Comment from = ScottKurz on 2016-01-12 17:10:22 +0000

Cheng,

Agree batch.xml is the wrong place to expand into.

Agree that we should start with a job-level scope rather than defining the syntax for substituting an output or inout property at a more granular scope.

So yes, this is steering us to an additional function on JobContext, potentially creating the dilemma "do I put this in transient data or these new output properties?" (not to mention, like you noted, it's a bit surprising when you learn that JobContext#getProperties supplies only the non-writable children of the job-level properties.)

One more note: given that JobContext is "thread-local" (in the parallel batch sense), setting transient data on the partitions and split-flow JobContexts don't propagate up. This too could be a burden placed on the application to deal with if necessary, like it is for transient data.
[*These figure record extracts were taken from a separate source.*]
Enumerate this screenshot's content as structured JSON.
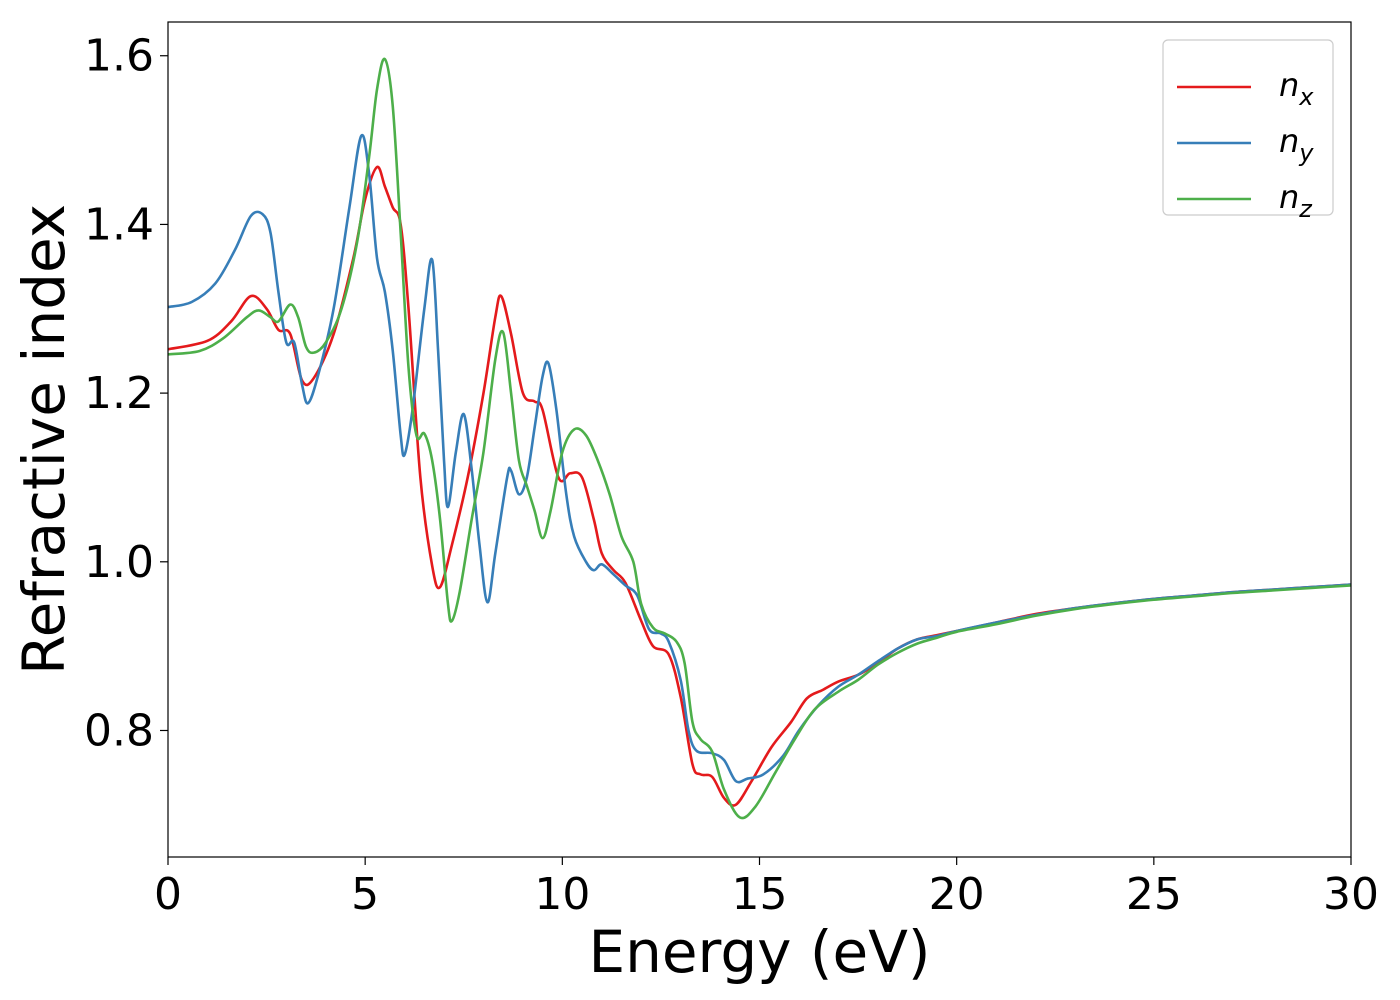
{
  "chart_data": {
    "type": "line",
    "title": "",
    "xlabel": "Energy (eV)",
    "ylabel": "Refractive index",
    "xlim": [
      0,
      30
    ],
    "ylim": [
      0.65,
      1.64
    ],
    "xticks": [
      0,
      5,
      10,
      15,
      20,
      25,
      30
    ],
    "yticks": [
      0.8,
      1.0,
      1.2,
      1.4,
      1.6
    ],
    "grid": false,
    "legend_position": "top-right",
    "series": [
      {
        "name": "n_x",
        "legend_base": "n",
        "legend_sub": "x",
        "color": "#e41a1c",
        "points": [
          [
            0,
            1.252
          ],
          [
            1,
            1.262
          ],
          [
            1.6,
            1.285
          ],
          [
            2.1,
            1.315
          ],
          [
            2.5,
            1.3
          ],
          [
            2.8,
            1.275
          ],
          [
            3.1,
            1.27
          ],
          [
            3.4,
            1.215
          ],
          [
            3.7,
            1.218
          ],
          [
            4.2,
            1.27
          ],
          [
            4.7,
            1.36
          ],
          [
            5.0,
            1.43
          ],
          [
            5.3,
            1.468
          ],
          [
            5.5,
            1.445
          ],
          [
            5.7,
            1.42
          ],
          [
            5.9,
            1.4
          ],
          [
            6.1,
            1.3
          ],
          [
            6.4,
            1.1
          ],
          [
            6.7,
            0.995
          ],
          [
            6.9,
            0.97
          ],
          [
            7.2,
            1.02
          ],
          [
            7.6,
            1.1
          ],
          [
            8.0,
            1.2
          ],
          [
            8.3,
            1.29
          ],
          [
            8.45,
            1.315
          ],
          [
            8.7,
            1.27
          ],
          [
            9.0,
            1.2
          ],
          [
            9.3,
            1.19
          ],
          [
            9.5,
            1.18
          ],
          [
            9.9,
            1.1
          ],
          [
            10.2,
            1.105
          ],
          [
            10.5,
            1.1
          ],
          [
            10.8,
            1.05
          ],
          [
            11.0,
            1.01
          ],
          [
            11.3,
            0.99
          ],
          [
            11.6,
            0.975
          ],
          [
            12.0,
            0.93
          ],
          [
            12.3,
            0.9
          ],
          [
            12.7,
            0.89
          ],
          [
            13.0,
            0.84
          ],
          [
            13.3,
            0.76
          ],
          [
            13.5,
            0.748
          ],
          [
            13.8,
            0.745
          ],
          [
            14.1,
            0.72
          ],
          [
            14.4,
            0.712
          ],
          [
            14.8,
            0.74
          ],
          [
            15.3,
            0.78
          ],
          [
            15.8,
            0.81
          ],
          [
            16.2,
            0.838
          ],
          [
            16.6,
            0.848
          ],
          [
            17.0,
            0.858
          ],
          [
            17.5,
            0.866
          ],
          [
            18.0,
            0.88
          ],
          [
            18.5,
            0.897
          ],
          [
            19.0,
            0.908
          ],
          [
            19.5,
            0.913
          ],
          [
            20.0,
            0.918
          ],
          [
            21,
            0.928
          ],
          [
            22,
            0.938
          ],
          [
            23,
            0.945
          ],
          [
            24,
            0.951
          ],
          [
            25,
            0.956
          ],
          [
            26,
            0.96
          ],
          [
            27,
            0.964
          ],
          [
            28,
            0.967
          ],
          [
            29,
            0.97
          ],
          [
            30,
            0.973
          ]
        ]
      },
      {
        "name": "n_y",
        "legend_base": "n",
        "legend_sub": "y",
        "color": "#377eb8",
        "points": [
          [
            0,
            1.302
          ],
          [
            0.6,
            1.308
          ],
          [
            1.2,
            1.33
          ],
          [
            1.7,
            1.37
          ],
          [
            2.1,
            1.41
          ],
          [
            2.4,
            1.412
          ],
          [
            2.6,
            1.39
          ],
          [
            2.8,
            1.32
          ],
          [
            3.0,
            1.26
          ],
          [
            3.2,
            1.26
          ],
          [
            3.4,
            1.21
          ],
          [
            3.55,
            1.188
          ],
          [
            3.8,
            1.22
          ],
          [
            4.2,
            1.3
          ],
          [
            4.6,
            1.42
          ],
          [
            4.9,
            1.505
          ],
          [
            5.1,
            1.46
          ],
          [
            5.3,
            1.36
          ],
          [
            5.5,
            1.32
          ],
          [
            5.7,
            1.25
          ],
          [
            5.9,
            1.15
          ],
          [
            6.0,
            1.127
          ],
          [
            6.2,
            1.18
          ],
          [
            6.5,
            1.3
          ],
          [
            6.7,
            1.358
          ],
          [
            6.85,
            1.25
          ],
          [
            7.0,
            1.12
          ],
          [
            7.1,
            1.065
          ],
          [
            7.3,
            1.13
          ],
          [
            7.5,
            1.175
          ],
          [
            7.7,
            1.11
          ],
          [
            7.9,
            1.02
          ],
          [
            8.1,
            0.952
          ],
          [
            8.3,
            1.01
          ],
          [
            8.6,
            1.1
          ],
          [
            8.7,
            1.108
          ],
          [
            8.9,
            1.08
          ],
          [
            9.1,
            1.1
          ],
          [
            9.3,
            1.16
          ],
          [
            9.5,
            1.22
          ],
          [
            9.65,
            1.235
          ],
          [
            9.85,
            1.18
          ],
          [
            10.1,
            1.08
          ],
          [
            10.3,
            1.03
          ],
          [
            10.6,
            1.0
          ],
          [
            10.8,
            0.99
          ],
          [
            11.0,
            0.997
          ],
          [
            11.3,
            0.985
          ],
          [
            11.6,
            0.972
          ],
          [
            11.9,
            0.96
          ],
          [
            12.2,
            0.92
          ],
          [
            12.5,
            0.915
          ],
          [
            12.7,
            0.905
          ],
          [
            13.0,
            0.86
          ],
          [
            13.2,
            0.8
          ],
          [
            13.4,
            0.776
          ],
          [
            13.8,
            0.773
          ],
          [
            14.1,
            0.765
          ],
          [
            14.4,
            0.74
          ],
          [
            14.7,
            0.743
          ],
          [
            15.1,
            0.748
          ],
          [
            15.6,
            0.77
          ],
          [
            16.0,
            0.8
          ],
          [
            16.5,
            0.83
          ],
          [
            17.0,
            0.852
          ],
          [
            17.5,
            0.866
          ],
          [
            18.0,
            0.882
          ],
          [
            18.5,
            0.897
          ],
          [
            19.0,
            0.908
          ],
          [
            19.5,
            0.912
          ],
          [
            20.0,
            0.918
          ],
          [
            21,
            0.928
          ],
          [
            22,
            0.937
          ],
          [
            23,
            0.945
          ],
          [
            24,
            0.951
          ],
          [
            25,
            0.956
          ],
          [
            26,
            0.96
          ],
          [
            27,
            0.964
          ],
          [
            28,
            0.967
          ],
          [
            29,
            0.97
          ],
          [
            30,
            0.973
          ]
        ]
      },
      {
        "name": "n_z",
        "legend_base": "n",
        "legend_sub": "z",
        "color": "#4daf4a",
        "points": [
          [
            0,
            1.246
          ],
          [
            0.8,
            1.25
          ],
          [
            1.4,
            1.265
          ],
          [
            2.0,
            1.29
          ],
          [
            2.3,
            1.298
          ],
          [
            2.6,
            1.29
          ],
          [
            2.8,
            1.285
          ],
          [
            3.1,
            1.305
          ],
          [
            3.3,
            1.29
          ],
          [
            3.5,
            1.255
          ],
          [
            3.7,
            1.248
          ],
          [
            4.0,
            1.26
          ],
          [
            4.4,
            1.3
          ],
          [
            4.8,
            1.38
          ],
          [
            5.1,
            1.48
          ],
          [
            5.3,
            1.56
          ],
          [
            5.5,
            1.596
          ],
          [
            5.7,
            1.54
          ],
          [
            5.9,
            1.39
          ],
          [
            6.1,
            1.23
          ],
          [
            6.3,
            1.15
          ],
          [
            6.5,
            1.152
          ],
          [
            6.7,
            1.12
          ],
          [
            6.9,
            1.05
          ],
          [
            7.1,
            0.95
          ],
          [
            7.2,
            0.93
          ],
          [
            7.4,
            0.965
          ],
          [
            7.7,
            1.05
          ],
          [
            8.0,
            1.13
          ],
          [
            8.3,
            1.24
          ],
          [
            8.5,
            1.272
          ],
          [
            8.7,
            1.2
          ],
          [
            8.9,
            1.12
          ],
          [
            9.1,
            1.09
          ],
          [
            9.3,
            1.06
          ],
          [
            9.5,
            1.028
          ],
          [
            9.7,
            1.06
          ],
          [
            10.0,
            1.13
          ],
          [
            10.3,
            1.157
          ],
          [
            10.6,
            1.15
          ],
          [
            10.9,
            1.12
          ],
          [
            11.2,
            1.08
          ],
          [
            11.5,
            1.03
          ],
          [
            11.8,
            1.0
          ],
          [
            12.0,
            0.95
          ],
          [
            12.3,
            0.922
          ],
          [
            12.6,
            0.915
          ],
          [
            12.9,
            0.905
          ],
          [
            13.1,
            0.88
          ],
          [
            13.3,
            0.81
          ],
          [
            13.5,
            0.79
          ],
          [
            13.8,
            0.775
          ],
          [
            14.1,
            0.73
          ],
          [
            14.5,
            0.697
          ],
          [
            14.9,
            0.71
          ],
          [
            15.4,
            0.75
          ],
          [
            15.9,
            0.79
          ],
          [
            16.4,
            0.825
          ],
          [
            17.0,
            0.846
          ],
          [
            17.5,
            0.86
          ],
          [
            18.0,
            0.878
          ],
          [
            18.5,
            0.892
          ],
          [
            19.0,
            0.903
          ],
          [
            19.5,
            0.91
          ],
          [
            20.0,
            0.917
          ],
          [
            21,
            0.926
          ],
          [
            22,
            0.936
          ],
          [
            23,
            0.944
          ],
          [
            24,
            0.95
          ],
          [
            25,
            0.955
          ],
          [
            26,
            0.959
          ],
          [
            27,
            0.963
          ],
          [
            28,
            0.966
          ],
          [
            29,
            0.969
          ],
          [
            30,
            0.972
          ]
        ]
      }
    ]
  }
}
I still think this is useful enough that all of those issues are worth considering and overcoming.

If the property value were always coming from app code it's a stronger case that the 1.0 function is enough and do it yourself.

But the ability to supply defaults and overrides seems compelling to me..

E.g. calculate file from step 2 with job parm override:

Maybe we can think up decent names to go along with this?

scottkurz commented 2 years ago

Seems we're not going to get to this in 2.1.